The diagram visually represents these tasks connected via arrows, showing dependencies.

Part B: Cycle Time Calculation

Cycle time:

\[

Cycle\ time = \frac{Available\ production\ time\ per\ day}{Required\ units\ per\ day}

\]

Total available time per day:

8 hours × 3600 seconds = 28,800 seconds

Target daily units: 600 units

Cycle time:

\[

\frac{28,800\ seconds}{600\ units} = 48\ seconds/unit

\]

Answer: The cycle time required is 48 seconds.

Part C: Theoretical Minimum Number of Workstations

Using:

\[

Number\ of\ workstations = \lceil \frac{\sum task times}{Cycle\ time} \rceil

\]

Sum of task times:

30 + 15 + 20 + 25 + 10 + 30 + 25 = 155 seconds

Number of workstations:

\[

\lceil \frac{155}{48} \rceil = \lceil 3.23 \rceil = 4

\]

Answer: At least 4 workstations are needed.

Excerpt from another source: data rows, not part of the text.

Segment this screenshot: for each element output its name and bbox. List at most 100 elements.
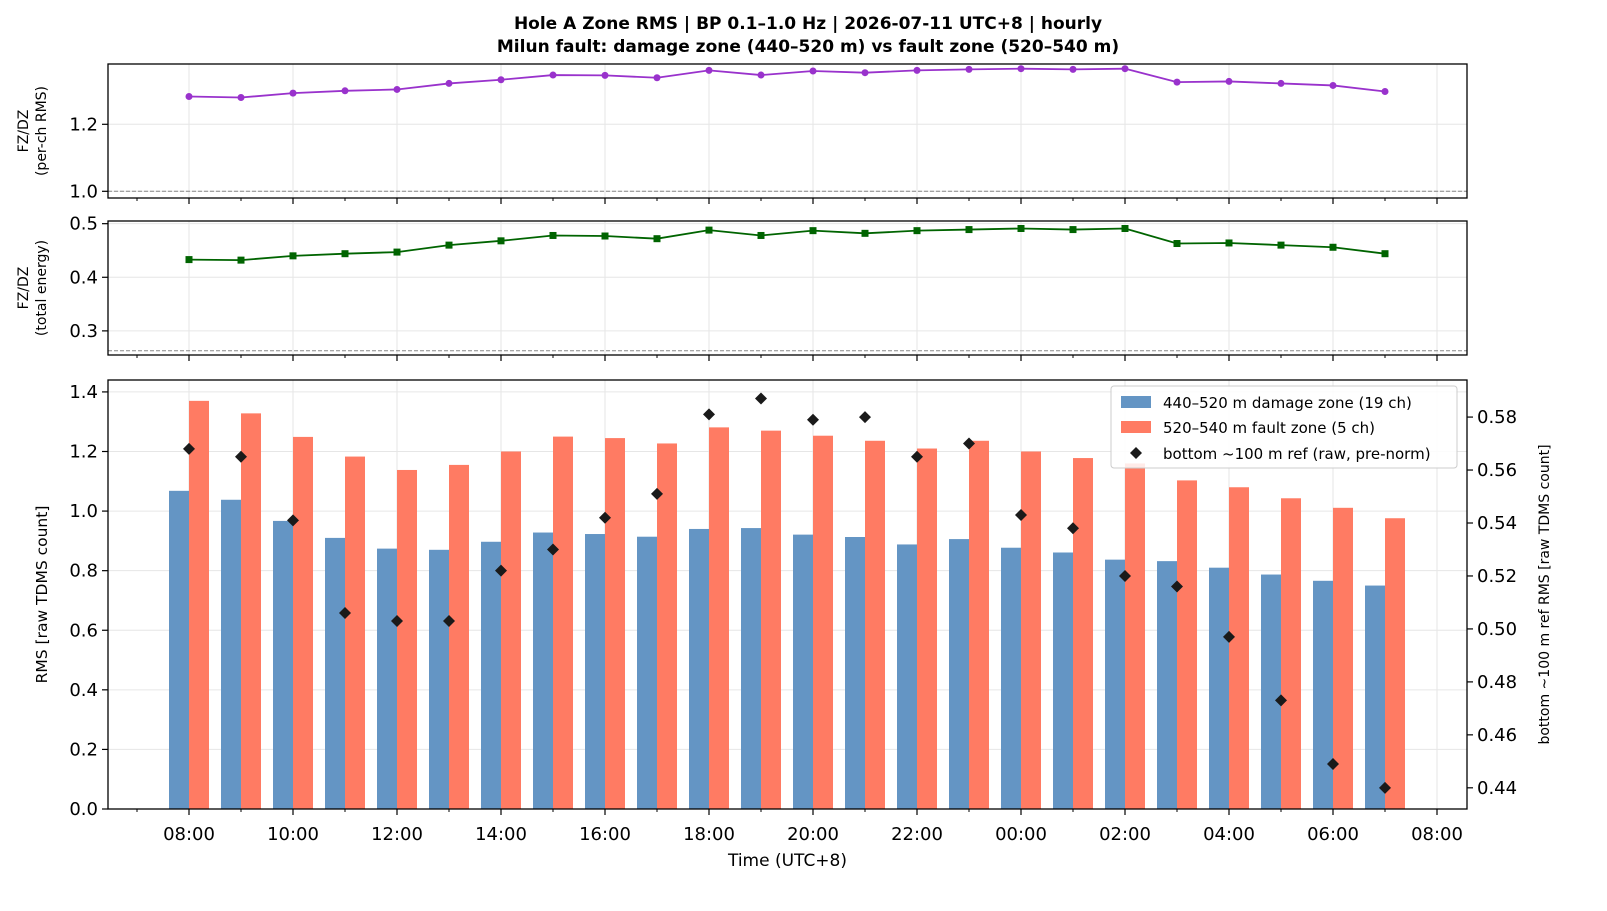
bar-damage-zone <box>1209 567 1229 809</box>
data-point <box>289 252 297 260</box>
bar-fault-zone <box>241 413 261 809</box>
x-tick-label: 18:00 <box>683 824 735 845</box>
panel-frame <box>107 379 1468 810</box>
data-point <box>1329 81 1337 89</box>
x-tick-label: 22:00 <box>891 824 943 845</box>
x-tick-label: 08:00 <box>1411 824 1463 845</box>
data-point <box>965 65 973 73</box>
bar-damage-zone <box>1261 574 1281 809</box>
diamond-bottom-ref <box>703 408 715 421</box>
y-tick-label-right: 0.46 <box>1477 725 1517 746</box>
y-tick-label-right: 0.58 <box>1477 407 1517 428</box>
data-point <box>185 92 193 100</box>
bar-damage-zone <box>793 534 813 809</box>
data-point <box>653 235 661 243</box>
bar-damage-zone <box>1001 547 1021 809</box>
bar-fault-zone <box>761 430 781 809</box>
bar-damage-zone <box>689 528 709 809</box>
y-tick-label-right: 0.50 <box>1477 619 1517 640</box>
y-tick-label-right: 0.52 <box>1477 566 1517 587</box>
data-point <box>237 94 245 101</box>
panel-frame <box>107 220 1468 356</box>
bar-fault-zone <box>1281 498 1301 809</box>
x-tick-label: 12:00 <box>371 824 423 845</box>
bar-damage-zone <box>1313 580 1333 809</box>
y-tick-label: 1.0 <box>69 501 98 522</box>
data-point <box>289 89 297 97</box>
data-point <box>1121 225 1129 233</box>
data-point <box>861 69 869 77</box>
ratio-total-energy-line <box>188 227 1386 262</box>
y-tick-label: 1.2 <box>69 442 98 463</box>
data-point <box>913 227 921 235</box>
data-point <box>185 256 193 264</box>
y-axis-label: RMS [raw TDMS count] <box>33 506 51 684</box>
x-tick-label: 16:00 <box>579 824 631 845</box>
legend-swatch-fault-zone <box>1121 421 1151 433</box>
bar-fault-zone <box>1073 458 1093 809</box>
diamond-bottom-ref <box>755 392 767 405</box>
bar-damage-zone <box>533 532 553 809</box>
data-point <box>1381 87 1389 95</box>
legend-label-bottom-ref: bottom ~100 m ref (raw, pre-norm) <box>1163 445 1431 463</box>
bar-fault-zone <box>1229 487 1249 809</box>
bar-fault-zone <box>969 440 989 809</box>
bar-fault-zone <box>345 456 365 809</box>
diamond-bottom-ref <box>1015 509 1027 522</box>
bar-fault-zone <box>865 440 885 809</box>
data-point <box>1225 239 1233 247</box>
bar-fault-zone <box>397 469 417 809</box>
data-point <box>497 237 505 245</box>
data-point <box>341 250 349 258</box>
data-point <box>913 66 921 74</box>
bar-fault-zone <box>553 436 573 809</box>
diamond-bottom-ref <box>287 514 299 527</box>
data-point <box>549 231 557 239</box>
data-point <box>1121 65 1129 73</box>
bar-damage-zone <box>845 537 865 809</box>
legend-label-fault-zone: 520–540 m fault zone (5 ch) <box>1163 419 1375 437</box>
data-point <box>1381 250 1389 258</box>
y-tick-label: 0.2 <box>69 739 98 760</box>
diamond-bottom-ref <box>1171 580 1183 593</box>
diamond-bottom-ref <box>1327 757 1339 770</box>
diamond-bottom-ref <box>235 450 247 463</box>
data-point <box>705 66 713 74</box>
data-point <box>549 71 557 79</box>
bar-fault-zone <box>605 438 625 809</box>
diamond-bottom-ref <box>859 411 871 424</box>
bar-damage-zone <box>1053 552 1073 809</box>
bar-damage-zone <box>585 534 605 809</box>
bar-fault-zone <box>657 443 677 809</box>
data-point <box>1173 78 1181 86</box>
y-axis-label-line1: FZ/DZ <box>16 267 32 310</box>
rms-main-panel: 0.0 0.2 0.4 0.6 0.8 1.0 1.2 1.4 0.44 0.46 0.48 0.5… <box>33 379 1553 871</box>
data-point <box>861 229 869 237</box>
bar-fault-zone <box>501 451 521 809</box>
legend: 440–520 m damage zone (19 ch) 520–540 m … <box>1110 385 1458 469</box>
data-point <box>1329 243 1337 251</box>
bar-damage-zone <box>325 537 345 809</box>
y-axis-label-line2: (total energy) <box>34 240 50 336</box>
y-tick-label-right: 0.56 <box>1477 460 1517 481</box>
y-tick-label: 0.4 <box>69 680 98 701</box>
y-tick-label: 0.4 <box>69 267 98 288</box>
y-tick-label-right: 0.54 <box>1477 513 1517 534</box>
data-point <box>757 231 765 239</box>
y-tick-label: 1.0 <box>69 181 98 202</box>
diamond-bottom-ref <box>495 564 507 577</box>
data-point <box>1225 77 1233 85</box>
legend-label-damage-zone: 440–520 m damage zone (19 ch) <box>1163 394 1412 412</box>
data-point <box>393 248 401 256</box>
bar-damage-zone <box>377 548 397 809</box>
legend-marker-bottom-ref <box>1130 447 1142 459</box>
chart-title-line2: Milun fault: damage zone (440–520 m) vs … <box>497 37 1119 57</box>
data-point <box>809 227 817 235</box>
x-axis-label: Time (UTC+8) <box>727 851 847 871</box>
y-axis-label-line2: (per-ch RMS) <box>34 86 50 176</box>
data-point <box>965 226 973 234</box>
bar-damage-zone <box>949 539 969 809</box>
data-point <box>601 71 609 79</box>
bar-damage-zone <box>1105 559 1125 809</box>
bar-fault-zone <box>1385 518 1405 809</box>
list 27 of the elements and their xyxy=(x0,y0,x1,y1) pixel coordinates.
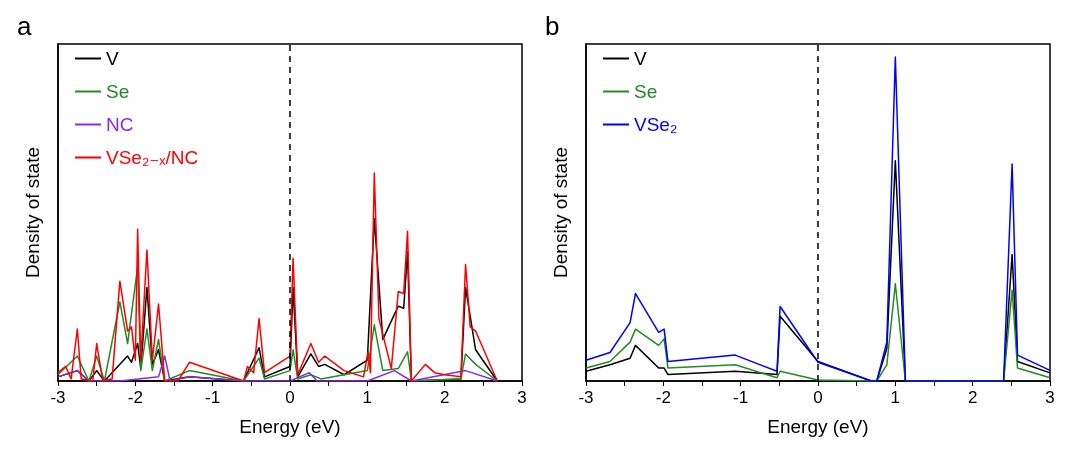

Part D: Task Assignment Based on Sequence

Following sequence: A, B, D, C, E, F, G

Assign tasks:

- Workstation 1: A (30s)

- Workstation 2: B (15s), D (25s)

- Workstation 3: C (20s), E (10s)

- Workstation 4: F (30s), G (25s)

Sum of task times per workstation:

- WS1: 30s

- WS2: 40s

- WS3: 30s

- WS4: 55s

All are within the cycle time of 48 seconds, except WS4 slightly exceeds it, indicating the need to adjust task allocation or accept a slightly longer cycle.

Part E: Efficiency Calculation

Efficiency:

\[

E = \frac{\text{Sum of task times}}{\text{Number of workstations} \times \text{Cycle time}}

\]

Sum of task times = 155s

Number of workstations = 4

Cycle time = 48s

Efficiency:

\[

E = \frac{155}{4 \times 48} = \frac{155}{192} ≈ 0.806 \text{ or } 80.6\%

\]

Answer: Approximately 80.6% efficiency.

Part F: Is the efficiency satisfactory?

An efficiency of over 80% generally indicates a well-designed line with minimal idle time, making it acceptable in many manufacturing contexts. However, striving for higher efficiency could reduce idle time further, potentially by balancing the workload more evenly or adjusting task assignments.

References:

- Chopra, S., & Meindl, P. (2016). Supply Chain Management: strategy, planning, and operation. Pearson.

- Heizer, J., & Render, B. (2017). Operations Management (11th ed.). Pearson.

- Stevenson, W. J. (2018). Operations Management (13th ed.). McGraw-Hill Education.

- Nahmias, S. (2013). Production and Operations Analysis. Waveland Press.

- Tompkins, J. A., White, J. A., Bozer, Y. A., & Tanchoco, J. M. (2010). Facilities Planning. John Wiley & Sons.

- Gilmore, J. H., & Pine, B. J. (2014). The Experience Economy. Harvard Business Review Press.

- Slack, N., Brandon-Jones, A., & Burgess, N. (2019). Operations Management. Pearson.

- Jacobs, F. R., Chase, R. B., & Aquilano, N. J. (2014). Operations and Supply Chain Management. McGraw-Hill.

- Vanderove, D. M. (2016). Assembly Line Design and Balancing. Wiley.

- Goldratt, E. M., & Cox, J. (2014). The Goal: A Process of Ongoing Improvement. Routledge.